It gets dark around here before 5 pm in December, so even if Christmas didn’t exist I still would rig up some twinkly outdoor lights to welcome me home. But the holiday season gives me a good cover story.
I’ve experimented with a few different approaches over the years. Let’s just say I grew up in the sort of Midwest town (shout out to Elmhurst, Illinois) that took holiday lights seriously. A main form of entertainment was to pile into the family car and drive around town “rating” the neighbors’ lawn displays as critically as if we were Olympics judges comparing triple-axel jumps in the figure skating finals. At home, where we adhered to the More Is More theory of colored lights, it is a wonder we didn’t kill the plum tree under the weight.
Now that I am grown up and live in California, I’m a student of the White Reminds Me of Snow School of holiday lighting. When I round the corner and come up the hill toward home, I like my house to look like a white line drawing against the night sky (see below).
Last year I got fancy with two sizes of bulbs to outline different architectural features of the facade. But you also can stay simple with a single string of lights draped around the doorway. Either way, it makes coming home feel like a winter holiday.
Here are ten of my favorite kinds of string lights to use:
Above: At my house last year, I used a mix of two sizes of bulbs. Strings of small bulbs outlined the casement windows and larger bulbs outlined the roof line. I used strings of 300-Bulb Clear Incandescent Light Sets ($8.98 apiece) and C7 25-Light Clear String Light Sets ($8.48 apiece); both from Home Depot. Photograph by John Merkl for Gardenista.
Above: The larger size bulb–visible along the roof line of my house–is the C7 size; another source is a 25-foot string of White Ceramic C7 Outdoor String Lights; $12.10 from Novelty Lighting.
Above: For a different look, a 20-foot string of Indoor/Outdoor Twinkle Lights would be nice around a a doorway; $32 from Terrain.
Above: For an old-fashioned canopy of lights, you can connect up to five strands of Edison String Lights, each with 20 incandescent bulbs, for a weather-safe outdoor display; $39.95 each from CB2.
Above: At a Healdsburg, CA house by Nick Noyes Architecture, the homeowner strung up large-bulb cafe lights to create a canopy that I personally would leave up year-round. For a similar look, consider Party Globe String Lights from Restoration Hardware; they’re safe for outdoor use and available in two bulb sizes for $40 per string.
Above: Also from Restoration Hardware, Vintage String Lights have elongated teardrop bulbs with decorative filaments; $!75 for a 50-foot string.
Above: Energy-saving LEDs create snowball-sized glows in a 20-light string of Extendable Festoon Lights and will last for 50,000 hours; £40 for a starter string from Cox & Cox (an Extension Set string of lights is £30).

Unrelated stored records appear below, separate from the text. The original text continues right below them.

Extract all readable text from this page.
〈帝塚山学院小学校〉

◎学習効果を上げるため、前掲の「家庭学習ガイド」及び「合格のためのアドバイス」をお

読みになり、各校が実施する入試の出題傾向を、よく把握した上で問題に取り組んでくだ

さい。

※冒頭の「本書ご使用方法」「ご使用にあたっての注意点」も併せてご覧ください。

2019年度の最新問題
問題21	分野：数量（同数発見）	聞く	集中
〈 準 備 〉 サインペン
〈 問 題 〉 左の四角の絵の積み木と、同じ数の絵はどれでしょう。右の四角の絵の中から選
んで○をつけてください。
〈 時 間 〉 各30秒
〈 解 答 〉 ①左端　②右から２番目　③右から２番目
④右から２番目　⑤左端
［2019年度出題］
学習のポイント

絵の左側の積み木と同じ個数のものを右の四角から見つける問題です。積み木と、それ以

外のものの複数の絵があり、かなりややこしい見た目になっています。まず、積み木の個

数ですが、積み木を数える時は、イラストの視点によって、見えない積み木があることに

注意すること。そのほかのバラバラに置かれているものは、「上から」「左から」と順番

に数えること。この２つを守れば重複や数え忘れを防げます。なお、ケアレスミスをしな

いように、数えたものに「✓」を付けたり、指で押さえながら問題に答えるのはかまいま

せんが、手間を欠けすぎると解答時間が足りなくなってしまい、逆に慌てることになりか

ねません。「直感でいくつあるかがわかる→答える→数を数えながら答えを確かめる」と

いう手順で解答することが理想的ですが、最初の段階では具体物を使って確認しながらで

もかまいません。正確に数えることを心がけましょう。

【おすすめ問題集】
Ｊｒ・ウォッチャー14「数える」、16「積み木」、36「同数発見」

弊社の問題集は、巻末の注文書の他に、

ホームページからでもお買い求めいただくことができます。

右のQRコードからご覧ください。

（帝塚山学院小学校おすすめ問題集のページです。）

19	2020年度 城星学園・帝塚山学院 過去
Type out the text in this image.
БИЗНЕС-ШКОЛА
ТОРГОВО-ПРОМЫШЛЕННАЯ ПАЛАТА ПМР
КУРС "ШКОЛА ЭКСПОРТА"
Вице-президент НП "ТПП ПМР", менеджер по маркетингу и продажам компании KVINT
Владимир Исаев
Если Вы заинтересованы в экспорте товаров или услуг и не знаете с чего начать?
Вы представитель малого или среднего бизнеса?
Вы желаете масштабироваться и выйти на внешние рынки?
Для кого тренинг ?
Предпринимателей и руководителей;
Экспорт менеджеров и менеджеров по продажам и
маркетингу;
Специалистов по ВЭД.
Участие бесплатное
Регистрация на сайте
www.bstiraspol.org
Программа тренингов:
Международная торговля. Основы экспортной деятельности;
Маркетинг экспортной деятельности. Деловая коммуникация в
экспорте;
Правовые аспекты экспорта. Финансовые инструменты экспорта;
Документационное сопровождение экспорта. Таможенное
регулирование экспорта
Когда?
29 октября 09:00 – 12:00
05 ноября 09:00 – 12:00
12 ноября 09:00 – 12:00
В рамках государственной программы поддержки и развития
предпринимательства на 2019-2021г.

Above: A strand of 25 outdoor Globe String Lights has replaceable bulbs; $34.95 from Crate & Barrel.
Above: For a small space, battery-powered Firefly String Lights have long-lasting LED bulbs and are suitable for use in a covered outdoor space such as a porch. A 7.5-foot-long strand on copper wire requires two AAA batteries (not included); $20 from Urban Outfitters.
Above: For a larger space, a 98-foot-long LED string of Stargazer Lights (available with copper wire as shown or silver) is $98 from Terrain.